In the end, what his vision promises is blood, sweat, and tears.

— I wouldn't say it like that. I would say it can be a process, in fact, quite joyful and enjoyable. At least that's how I've always experienced it. There is, of course, a basic job that cannot be eliminated. Against Le Pen, France Insoumise has ended up working in factories, works councils, schools, parishes, mosques, neighborhoods, and working with people, their needs, their discomforts and pains. And from there it has sought to force changes. I would love to think that we will resolve things by voting for a political option that will reach public institutions and suddenly generate sustainability and redistribution of wealth. That would be magnificent. But in the context of material contraction, everything you said appears: privileges that are not wanted to be lost, people who don't mind stepping over others to continue accumulating. People who reach institutions will have enormous difficulties: they will be expelled or judicially processed, or they will directly give up parts of what they wanted. It is what has been seen historically with social democracy.

Are there reasons for hope? Mamdani in New York, for example. Angela Davis says that hope is a discipline.

— Mamdani's strategy seems wonderful to me. The day after winning, there were people who immediately said: "What a command of social networks!" And it's true, he used them very well. But what he had were 90,000 people going door to door. People capable of spending fifteen minutes talking to a neighbor, with knowledge and arguments, not repeating a sheet of instructions learned by heart.

How do you see the situation in the State?

— It is a profoundly complicated moment. From the base I am operating from, I see a deep unease. The most repeated words are exhaustion, tiredness, fear, uncertainty, and distrust. An overwhelming present. For many people, life weighs them down, it is difficult for them, it hurts them. Another thing that comes up in all the processes we undertake, and which I find very dangerous, is the growth of a deep distrust towards public institutions.

And this is exploited by the far right.

— Totally. There is also great anger with progressive options, considered unreliable. Above all, people say: always fighting. Now, when you start working with people to think about how we could fix it, most people have alternatives assumed. What is missing is, first, to build a certain movement – I don't say a single movement that encompasses everything – and for people to have opportunities to do things together. This is key. And, second, to work intensely on cultural transformation. The problem is how to make it desirable on a larger scale. Here we find that capitalism and everything it offers is hard drug.

The difficulty of accepting resignations.

— How do you make it understood that something that initially seems pleasant, which you aspire to, must be done differently? Here I think a good part of the institutional left has made a mistake.

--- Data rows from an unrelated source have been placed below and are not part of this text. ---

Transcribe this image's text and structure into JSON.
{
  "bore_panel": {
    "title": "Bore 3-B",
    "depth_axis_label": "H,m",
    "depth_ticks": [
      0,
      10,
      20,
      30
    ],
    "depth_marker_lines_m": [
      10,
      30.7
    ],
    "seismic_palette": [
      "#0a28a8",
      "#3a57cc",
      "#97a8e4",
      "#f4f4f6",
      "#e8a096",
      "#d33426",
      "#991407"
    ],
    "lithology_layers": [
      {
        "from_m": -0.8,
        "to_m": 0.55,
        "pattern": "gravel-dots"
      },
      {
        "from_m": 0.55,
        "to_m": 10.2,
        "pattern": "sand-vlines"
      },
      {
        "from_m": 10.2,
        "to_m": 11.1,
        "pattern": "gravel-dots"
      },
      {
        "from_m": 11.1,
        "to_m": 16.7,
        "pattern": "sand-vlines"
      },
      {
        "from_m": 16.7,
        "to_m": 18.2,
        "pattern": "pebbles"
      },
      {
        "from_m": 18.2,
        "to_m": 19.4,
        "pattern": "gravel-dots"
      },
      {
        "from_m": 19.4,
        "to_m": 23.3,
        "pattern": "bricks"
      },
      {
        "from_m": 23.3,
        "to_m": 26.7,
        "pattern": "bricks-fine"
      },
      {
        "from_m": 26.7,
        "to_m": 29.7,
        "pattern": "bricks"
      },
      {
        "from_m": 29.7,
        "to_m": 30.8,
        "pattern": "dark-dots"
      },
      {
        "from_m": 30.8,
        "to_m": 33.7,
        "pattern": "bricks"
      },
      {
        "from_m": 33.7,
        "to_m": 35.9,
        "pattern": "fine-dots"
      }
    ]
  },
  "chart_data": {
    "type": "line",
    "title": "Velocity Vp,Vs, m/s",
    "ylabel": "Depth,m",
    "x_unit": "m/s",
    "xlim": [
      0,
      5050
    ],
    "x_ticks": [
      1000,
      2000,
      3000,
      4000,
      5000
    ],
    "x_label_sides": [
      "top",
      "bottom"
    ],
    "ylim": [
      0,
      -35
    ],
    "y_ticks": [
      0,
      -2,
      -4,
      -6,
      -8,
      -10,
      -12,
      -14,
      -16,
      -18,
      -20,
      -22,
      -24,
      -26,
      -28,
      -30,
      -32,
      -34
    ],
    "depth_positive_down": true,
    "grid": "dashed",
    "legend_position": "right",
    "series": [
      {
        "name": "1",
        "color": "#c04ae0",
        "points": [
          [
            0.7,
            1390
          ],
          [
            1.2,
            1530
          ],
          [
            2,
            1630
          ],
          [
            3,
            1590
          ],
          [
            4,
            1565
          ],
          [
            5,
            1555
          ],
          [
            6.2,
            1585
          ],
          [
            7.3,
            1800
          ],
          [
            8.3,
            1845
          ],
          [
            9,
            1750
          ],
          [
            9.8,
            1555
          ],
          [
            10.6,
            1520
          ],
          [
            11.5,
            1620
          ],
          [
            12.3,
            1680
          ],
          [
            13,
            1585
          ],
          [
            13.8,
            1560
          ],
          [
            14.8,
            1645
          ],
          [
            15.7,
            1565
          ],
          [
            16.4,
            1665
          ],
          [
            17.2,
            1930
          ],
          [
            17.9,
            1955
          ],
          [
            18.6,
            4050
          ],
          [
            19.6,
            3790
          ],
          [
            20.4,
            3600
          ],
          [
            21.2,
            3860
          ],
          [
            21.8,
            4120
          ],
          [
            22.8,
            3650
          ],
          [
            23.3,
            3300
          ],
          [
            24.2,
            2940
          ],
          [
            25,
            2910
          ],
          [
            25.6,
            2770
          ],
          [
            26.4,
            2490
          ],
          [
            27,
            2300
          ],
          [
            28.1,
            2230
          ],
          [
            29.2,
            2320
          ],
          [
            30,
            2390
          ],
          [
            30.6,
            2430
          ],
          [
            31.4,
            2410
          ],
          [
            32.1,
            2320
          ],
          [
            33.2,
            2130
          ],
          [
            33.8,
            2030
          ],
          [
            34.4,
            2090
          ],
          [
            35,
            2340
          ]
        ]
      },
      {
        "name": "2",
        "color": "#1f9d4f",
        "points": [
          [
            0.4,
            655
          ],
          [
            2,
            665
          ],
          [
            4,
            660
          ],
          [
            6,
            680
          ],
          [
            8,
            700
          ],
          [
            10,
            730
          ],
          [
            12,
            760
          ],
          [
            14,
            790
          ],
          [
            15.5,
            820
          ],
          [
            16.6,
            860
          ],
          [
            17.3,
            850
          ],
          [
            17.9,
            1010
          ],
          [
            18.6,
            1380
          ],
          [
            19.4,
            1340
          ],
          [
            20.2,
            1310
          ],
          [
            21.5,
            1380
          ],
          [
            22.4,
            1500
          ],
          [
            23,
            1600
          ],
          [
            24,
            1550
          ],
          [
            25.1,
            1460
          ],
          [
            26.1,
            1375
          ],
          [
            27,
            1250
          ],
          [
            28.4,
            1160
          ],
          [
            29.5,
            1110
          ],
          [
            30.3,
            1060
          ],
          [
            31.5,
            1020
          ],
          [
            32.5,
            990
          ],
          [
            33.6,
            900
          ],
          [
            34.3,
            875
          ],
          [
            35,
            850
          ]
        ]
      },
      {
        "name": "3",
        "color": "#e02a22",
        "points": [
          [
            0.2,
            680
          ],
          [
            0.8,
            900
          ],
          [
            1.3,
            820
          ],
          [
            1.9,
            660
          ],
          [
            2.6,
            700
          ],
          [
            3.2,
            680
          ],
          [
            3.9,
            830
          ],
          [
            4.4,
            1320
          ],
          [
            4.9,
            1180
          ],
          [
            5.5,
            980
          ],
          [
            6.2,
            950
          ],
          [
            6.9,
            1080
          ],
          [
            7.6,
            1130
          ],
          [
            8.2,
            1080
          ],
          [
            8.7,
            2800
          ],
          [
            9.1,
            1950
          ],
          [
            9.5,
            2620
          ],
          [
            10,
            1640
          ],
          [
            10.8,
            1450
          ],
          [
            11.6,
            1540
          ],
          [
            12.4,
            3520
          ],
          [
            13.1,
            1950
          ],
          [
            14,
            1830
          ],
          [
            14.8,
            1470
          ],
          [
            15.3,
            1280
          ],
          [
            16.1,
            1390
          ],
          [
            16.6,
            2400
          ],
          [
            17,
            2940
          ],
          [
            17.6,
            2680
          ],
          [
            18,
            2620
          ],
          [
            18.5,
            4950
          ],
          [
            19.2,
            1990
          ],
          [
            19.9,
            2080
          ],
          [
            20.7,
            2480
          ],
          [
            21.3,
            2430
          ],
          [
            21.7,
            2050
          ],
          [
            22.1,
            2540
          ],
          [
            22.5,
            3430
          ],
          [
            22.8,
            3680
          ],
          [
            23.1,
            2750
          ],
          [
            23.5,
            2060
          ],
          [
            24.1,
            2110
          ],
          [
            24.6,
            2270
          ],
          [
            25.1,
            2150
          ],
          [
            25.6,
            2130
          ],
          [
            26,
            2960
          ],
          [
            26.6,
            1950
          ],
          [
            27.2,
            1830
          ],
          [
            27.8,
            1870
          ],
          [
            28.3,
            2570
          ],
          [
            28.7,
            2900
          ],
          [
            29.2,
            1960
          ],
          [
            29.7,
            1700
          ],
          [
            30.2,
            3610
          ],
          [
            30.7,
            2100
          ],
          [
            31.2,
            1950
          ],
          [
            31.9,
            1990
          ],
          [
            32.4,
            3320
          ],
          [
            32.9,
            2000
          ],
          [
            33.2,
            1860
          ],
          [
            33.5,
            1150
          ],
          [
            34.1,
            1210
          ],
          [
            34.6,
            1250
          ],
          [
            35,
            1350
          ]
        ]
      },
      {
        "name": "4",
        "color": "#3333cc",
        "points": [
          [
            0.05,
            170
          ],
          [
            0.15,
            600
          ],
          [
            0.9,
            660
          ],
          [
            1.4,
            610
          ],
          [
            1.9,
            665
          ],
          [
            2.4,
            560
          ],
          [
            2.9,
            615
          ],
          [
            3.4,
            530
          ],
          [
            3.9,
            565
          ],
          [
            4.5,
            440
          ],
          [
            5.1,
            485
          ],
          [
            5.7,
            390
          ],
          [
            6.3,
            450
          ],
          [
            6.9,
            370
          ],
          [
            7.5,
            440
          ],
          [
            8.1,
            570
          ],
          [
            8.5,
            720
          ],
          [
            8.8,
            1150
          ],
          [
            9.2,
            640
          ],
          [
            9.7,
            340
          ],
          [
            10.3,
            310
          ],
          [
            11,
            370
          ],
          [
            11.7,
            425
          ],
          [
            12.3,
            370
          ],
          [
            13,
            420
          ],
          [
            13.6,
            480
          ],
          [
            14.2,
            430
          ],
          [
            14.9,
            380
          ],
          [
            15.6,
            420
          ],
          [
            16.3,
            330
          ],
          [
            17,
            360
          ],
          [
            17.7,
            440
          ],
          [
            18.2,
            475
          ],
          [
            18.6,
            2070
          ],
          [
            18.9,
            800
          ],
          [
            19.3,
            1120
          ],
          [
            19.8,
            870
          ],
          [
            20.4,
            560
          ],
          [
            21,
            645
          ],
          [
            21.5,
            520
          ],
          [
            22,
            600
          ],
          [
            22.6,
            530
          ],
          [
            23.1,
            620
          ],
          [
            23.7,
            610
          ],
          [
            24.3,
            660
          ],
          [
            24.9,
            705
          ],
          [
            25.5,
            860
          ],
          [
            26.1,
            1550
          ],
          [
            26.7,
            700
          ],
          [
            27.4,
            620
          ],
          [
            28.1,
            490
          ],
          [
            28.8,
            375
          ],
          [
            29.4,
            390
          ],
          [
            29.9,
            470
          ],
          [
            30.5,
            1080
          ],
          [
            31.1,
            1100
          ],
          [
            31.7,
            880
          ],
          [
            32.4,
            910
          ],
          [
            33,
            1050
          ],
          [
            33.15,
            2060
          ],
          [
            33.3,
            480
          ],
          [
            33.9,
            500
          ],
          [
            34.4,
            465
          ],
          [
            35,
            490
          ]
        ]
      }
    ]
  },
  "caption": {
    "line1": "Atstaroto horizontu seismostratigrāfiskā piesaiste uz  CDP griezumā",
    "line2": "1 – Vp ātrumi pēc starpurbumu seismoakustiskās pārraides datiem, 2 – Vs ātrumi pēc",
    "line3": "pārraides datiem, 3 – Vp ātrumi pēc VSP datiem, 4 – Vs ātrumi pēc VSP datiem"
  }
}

Many institutional leaders tell you: "No, it's better not to talk about this, people will get scared; it's best to tell them they will pay less on their electricity bill." That seems like brutal elitism to me.

Maintain the people.

— Especially because the far-right is demonstrating that many impoverished people care not only about paying less for electricity, but also about how they will live and with what values they will live. Between the lived discontent and the possible options, there is a field for mediation. This field is currently abandoned by progressive sectors, who do not dare to mention the discontent or its causes. The far-right is occupying their space, and it does talk about discontent and tells you: the solution is to return to a glorious past that never existed, or to get rid of those who take your home or your food, who are immigrants. It is a simplification. This space must be occupied with radicality and urgency.